I realised my real calling is engineering, not science. I like finding and solving problems. Scientists have problems, but, in my experience, the best people were scientists first and engineers second.

Now I've settled on engineering I see it from the other side. I work with people who just aren't very good engineers. It's like someone with one leg trying to run races. You're just not going to get very far. You'll always be last. Always struggling to keep up. Find what you're good at and be the best. Don't try to do something you're bad at and be the worst.

I just do business apps and websites, and it pays the bills, but none of it is really interesting since a lot of it involves recurring patterns and simply fixing other peoples' past mistakes (and future people will probably fix mine). I give a shit only because doing that means less work and annoyances and not getting fired, but I still only give a shit 8 hours a day, usually less.

All this advice runs into time constraints and luck, which means you can get unlucky trying 2, 3, 4, 5, etc. things and you're not good at any of them while you still have bills to pay.
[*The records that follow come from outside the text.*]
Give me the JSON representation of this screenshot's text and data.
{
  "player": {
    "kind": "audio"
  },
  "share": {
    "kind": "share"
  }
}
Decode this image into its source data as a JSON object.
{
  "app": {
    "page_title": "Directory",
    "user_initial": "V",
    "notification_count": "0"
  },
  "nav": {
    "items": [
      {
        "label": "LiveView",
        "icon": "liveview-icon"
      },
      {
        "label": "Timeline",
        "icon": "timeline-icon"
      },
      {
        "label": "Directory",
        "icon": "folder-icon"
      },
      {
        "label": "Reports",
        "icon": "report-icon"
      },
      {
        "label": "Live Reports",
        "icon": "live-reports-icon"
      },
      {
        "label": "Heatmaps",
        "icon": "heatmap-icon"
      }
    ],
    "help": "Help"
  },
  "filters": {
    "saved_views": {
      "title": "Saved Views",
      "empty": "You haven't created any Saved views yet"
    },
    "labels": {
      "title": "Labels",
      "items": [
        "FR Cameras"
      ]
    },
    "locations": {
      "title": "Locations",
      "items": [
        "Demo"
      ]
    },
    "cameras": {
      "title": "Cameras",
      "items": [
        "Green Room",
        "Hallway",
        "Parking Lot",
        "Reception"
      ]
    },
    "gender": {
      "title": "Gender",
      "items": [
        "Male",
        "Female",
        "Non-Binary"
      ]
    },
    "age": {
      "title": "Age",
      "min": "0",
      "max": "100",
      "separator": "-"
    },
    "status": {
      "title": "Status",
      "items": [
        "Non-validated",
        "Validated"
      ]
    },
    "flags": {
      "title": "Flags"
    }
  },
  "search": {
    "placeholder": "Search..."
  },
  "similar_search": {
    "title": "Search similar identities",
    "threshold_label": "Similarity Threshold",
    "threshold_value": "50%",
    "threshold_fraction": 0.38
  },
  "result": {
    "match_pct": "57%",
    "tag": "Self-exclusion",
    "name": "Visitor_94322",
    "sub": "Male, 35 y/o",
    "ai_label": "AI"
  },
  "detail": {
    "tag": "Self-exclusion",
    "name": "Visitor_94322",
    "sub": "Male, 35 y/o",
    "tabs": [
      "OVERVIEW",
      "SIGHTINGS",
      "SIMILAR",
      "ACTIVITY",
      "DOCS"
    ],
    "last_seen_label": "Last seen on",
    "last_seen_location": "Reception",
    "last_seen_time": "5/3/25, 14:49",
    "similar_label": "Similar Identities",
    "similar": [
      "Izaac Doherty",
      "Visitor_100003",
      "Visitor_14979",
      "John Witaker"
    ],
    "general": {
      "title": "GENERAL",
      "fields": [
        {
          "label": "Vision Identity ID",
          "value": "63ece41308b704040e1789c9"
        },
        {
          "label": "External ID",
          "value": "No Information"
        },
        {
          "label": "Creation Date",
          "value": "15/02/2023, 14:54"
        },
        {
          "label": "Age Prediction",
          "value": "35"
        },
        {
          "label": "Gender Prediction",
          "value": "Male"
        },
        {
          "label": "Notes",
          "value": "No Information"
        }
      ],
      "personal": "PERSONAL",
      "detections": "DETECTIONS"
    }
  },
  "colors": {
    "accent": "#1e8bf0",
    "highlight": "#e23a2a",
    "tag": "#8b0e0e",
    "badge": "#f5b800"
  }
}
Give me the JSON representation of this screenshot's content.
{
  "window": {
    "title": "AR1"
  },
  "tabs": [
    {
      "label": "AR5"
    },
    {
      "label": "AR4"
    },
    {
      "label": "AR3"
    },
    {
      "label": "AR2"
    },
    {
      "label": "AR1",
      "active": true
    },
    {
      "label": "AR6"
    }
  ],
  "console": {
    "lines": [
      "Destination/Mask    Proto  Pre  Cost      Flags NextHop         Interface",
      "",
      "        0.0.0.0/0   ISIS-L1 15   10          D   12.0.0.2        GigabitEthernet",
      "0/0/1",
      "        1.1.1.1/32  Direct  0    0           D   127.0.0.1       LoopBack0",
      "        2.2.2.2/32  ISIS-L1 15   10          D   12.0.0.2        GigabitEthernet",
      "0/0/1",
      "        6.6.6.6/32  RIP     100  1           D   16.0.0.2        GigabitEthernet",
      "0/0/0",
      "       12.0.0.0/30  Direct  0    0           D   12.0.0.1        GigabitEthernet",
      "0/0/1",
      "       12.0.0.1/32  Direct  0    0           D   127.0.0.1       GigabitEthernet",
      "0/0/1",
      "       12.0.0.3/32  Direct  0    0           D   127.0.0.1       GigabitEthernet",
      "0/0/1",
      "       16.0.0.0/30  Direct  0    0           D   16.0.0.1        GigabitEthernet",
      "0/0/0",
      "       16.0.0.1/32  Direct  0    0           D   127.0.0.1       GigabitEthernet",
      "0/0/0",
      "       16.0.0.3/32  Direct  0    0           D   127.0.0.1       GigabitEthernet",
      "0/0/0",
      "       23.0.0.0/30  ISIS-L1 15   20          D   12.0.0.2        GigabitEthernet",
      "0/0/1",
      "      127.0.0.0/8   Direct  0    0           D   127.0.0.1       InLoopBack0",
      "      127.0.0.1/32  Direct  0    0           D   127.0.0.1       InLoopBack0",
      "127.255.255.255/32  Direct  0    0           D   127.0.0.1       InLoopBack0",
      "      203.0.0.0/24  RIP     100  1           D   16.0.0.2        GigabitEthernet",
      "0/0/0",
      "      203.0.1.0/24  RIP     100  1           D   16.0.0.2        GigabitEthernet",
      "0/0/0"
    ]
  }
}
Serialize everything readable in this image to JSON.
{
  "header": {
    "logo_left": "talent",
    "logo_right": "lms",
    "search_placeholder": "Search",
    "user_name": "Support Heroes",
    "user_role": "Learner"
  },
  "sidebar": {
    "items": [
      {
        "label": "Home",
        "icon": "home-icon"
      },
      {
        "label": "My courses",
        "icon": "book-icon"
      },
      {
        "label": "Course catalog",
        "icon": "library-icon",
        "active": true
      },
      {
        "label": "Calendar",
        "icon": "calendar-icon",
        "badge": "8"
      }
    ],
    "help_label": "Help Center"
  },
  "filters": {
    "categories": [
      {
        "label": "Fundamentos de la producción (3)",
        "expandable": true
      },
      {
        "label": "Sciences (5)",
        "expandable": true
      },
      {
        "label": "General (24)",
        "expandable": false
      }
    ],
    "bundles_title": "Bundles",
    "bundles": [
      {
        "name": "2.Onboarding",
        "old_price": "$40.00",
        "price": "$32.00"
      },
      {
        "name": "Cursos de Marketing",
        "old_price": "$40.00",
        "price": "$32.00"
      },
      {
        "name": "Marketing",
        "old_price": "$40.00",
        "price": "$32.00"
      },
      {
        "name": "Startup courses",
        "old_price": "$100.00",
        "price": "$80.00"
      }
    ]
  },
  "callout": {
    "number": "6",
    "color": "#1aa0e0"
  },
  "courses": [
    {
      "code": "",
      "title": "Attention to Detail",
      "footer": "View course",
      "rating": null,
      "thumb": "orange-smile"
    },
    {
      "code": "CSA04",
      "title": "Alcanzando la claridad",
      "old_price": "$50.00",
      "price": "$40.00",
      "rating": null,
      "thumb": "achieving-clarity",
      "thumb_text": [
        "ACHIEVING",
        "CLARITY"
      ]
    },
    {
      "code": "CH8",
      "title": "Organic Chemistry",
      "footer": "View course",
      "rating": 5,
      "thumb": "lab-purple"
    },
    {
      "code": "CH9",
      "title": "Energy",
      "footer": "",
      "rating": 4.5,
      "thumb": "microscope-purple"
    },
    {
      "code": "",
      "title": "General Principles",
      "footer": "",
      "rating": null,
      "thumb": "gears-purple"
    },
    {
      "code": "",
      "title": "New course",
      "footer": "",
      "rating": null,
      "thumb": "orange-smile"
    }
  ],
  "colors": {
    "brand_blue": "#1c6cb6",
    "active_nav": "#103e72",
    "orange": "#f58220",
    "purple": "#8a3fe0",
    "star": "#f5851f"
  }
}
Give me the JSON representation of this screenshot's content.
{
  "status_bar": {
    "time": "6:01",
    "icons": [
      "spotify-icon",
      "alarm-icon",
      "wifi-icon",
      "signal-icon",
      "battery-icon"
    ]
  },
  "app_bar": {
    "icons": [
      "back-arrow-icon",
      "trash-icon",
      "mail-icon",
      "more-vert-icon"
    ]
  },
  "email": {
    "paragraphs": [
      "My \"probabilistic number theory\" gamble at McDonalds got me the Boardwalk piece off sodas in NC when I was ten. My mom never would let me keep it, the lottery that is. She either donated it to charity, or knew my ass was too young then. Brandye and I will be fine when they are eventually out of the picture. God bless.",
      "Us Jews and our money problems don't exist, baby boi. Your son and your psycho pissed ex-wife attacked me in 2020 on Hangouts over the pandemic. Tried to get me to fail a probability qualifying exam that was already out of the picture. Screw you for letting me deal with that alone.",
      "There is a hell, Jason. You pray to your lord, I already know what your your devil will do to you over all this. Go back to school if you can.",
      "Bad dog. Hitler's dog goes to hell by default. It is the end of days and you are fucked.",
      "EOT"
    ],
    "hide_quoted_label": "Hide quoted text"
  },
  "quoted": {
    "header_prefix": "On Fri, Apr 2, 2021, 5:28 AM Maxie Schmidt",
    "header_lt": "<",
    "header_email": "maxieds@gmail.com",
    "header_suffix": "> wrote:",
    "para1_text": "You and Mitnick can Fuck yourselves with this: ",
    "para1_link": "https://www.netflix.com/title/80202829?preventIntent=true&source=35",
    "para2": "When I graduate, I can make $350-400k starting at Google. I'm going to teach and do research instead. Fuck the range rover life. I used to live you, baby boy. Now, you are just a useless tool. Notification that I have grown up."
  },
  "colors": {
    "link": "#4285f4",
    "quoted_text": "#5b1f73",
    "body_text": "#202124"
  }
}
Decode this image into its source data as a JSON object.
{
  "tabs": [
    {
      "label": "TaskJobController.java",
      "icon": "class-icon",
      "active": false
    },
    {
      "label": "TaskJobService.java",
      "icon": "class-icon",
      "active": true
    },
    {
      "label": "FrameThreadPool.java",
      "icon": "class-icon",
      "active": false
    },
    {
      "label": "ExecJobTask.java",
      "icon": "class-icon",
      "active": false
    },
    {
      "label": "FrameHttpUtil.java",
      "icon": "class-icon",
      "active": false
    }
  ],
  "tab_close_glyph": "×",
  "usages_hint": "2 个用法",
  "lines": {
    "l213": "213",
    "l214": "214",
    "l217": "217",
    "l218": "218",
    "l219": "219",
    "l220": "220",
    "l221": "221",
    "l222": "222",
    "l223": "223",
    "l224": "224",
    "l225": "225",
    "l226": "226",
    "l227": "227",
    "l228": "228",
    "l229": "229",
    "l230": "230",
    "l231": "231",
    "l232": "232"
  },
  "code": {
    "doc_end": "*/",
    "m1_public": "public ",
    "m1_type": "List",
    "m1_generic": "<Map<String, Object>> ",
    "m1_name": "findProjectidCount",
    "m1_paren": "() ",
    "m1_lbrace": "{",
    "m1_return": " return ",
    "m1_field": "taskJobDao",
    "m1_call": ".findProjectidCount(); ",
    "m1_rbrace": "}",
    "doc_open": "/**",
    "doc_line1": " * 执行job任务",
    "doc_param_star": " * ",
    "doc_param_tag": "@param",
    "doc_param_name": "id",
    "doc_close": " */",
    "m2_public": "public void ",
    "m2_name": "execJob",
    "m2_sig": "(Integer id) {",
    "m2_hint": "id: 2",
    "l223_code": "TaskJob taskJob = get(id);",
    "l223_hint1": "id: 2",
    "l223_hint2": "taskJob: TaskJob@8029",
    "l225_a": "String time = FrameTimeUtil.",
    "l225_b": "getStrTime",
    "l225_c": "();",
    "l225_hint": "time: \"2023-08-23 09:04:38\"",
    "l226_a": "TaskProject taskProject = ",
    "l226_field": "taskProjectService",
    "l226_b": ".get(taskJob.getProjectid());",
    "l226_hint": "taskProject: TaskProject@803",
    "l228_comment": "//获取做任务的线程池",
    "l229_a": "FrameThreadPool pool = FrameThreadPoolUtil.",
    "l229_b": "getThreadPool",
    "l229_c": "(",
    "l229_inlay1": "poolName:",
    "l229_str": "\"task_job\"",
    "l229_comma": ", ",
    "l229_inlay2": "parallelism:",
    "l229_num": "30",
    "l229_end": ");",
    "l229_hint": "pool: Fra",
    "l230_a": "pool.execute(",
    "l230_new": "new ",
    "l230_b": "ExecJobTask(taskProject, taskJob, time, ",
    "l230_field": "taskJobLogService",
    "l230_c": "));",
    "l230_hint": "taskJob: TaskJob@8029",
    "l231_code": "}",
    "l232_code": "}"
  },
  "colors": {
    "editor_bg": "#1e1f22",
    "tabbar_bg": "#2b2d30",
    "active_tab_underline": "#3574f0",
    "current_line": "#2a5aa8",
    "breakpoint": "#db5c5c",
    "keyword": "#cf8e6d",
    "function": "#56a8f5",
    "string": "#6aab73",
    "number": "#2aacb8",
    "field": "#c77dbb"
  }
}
It's also an accessibility problem as some careers are gated by degrees (physician) or capital (farming). Doing the sample work (shadowing a physician, hired farm worker) to see if you like it has a risk of not giving a real picture of the actual work. If that happens, you have to rely on tenacity to stick it out.

Some people need to be in the deeper parts of the job before their brain kicks on and starts enjoying it (just being a hired laborer at a farm vs. owning and running the farm) because they don't have any 'ownership' when it's just a job.

All this to say that the quick advice like the OP is technically right, but it has about the same nuance and considerations of reality as clubbing baby seals.

  • I don't think the point was finding a job that isn't work. My job is definitely work; I wouldn't be doing it if I wasn't getting paid. It's more about just being good at it.

    There's definitely luck involved. I'm lucky to have found a thing with basically zero barriers to entry (computing). But maybe I'd be even better as a farmer or physician. We will never know.

    It's good enough just to find something that you don't struggle in, though. Not swimming upstream, as the OP puts it.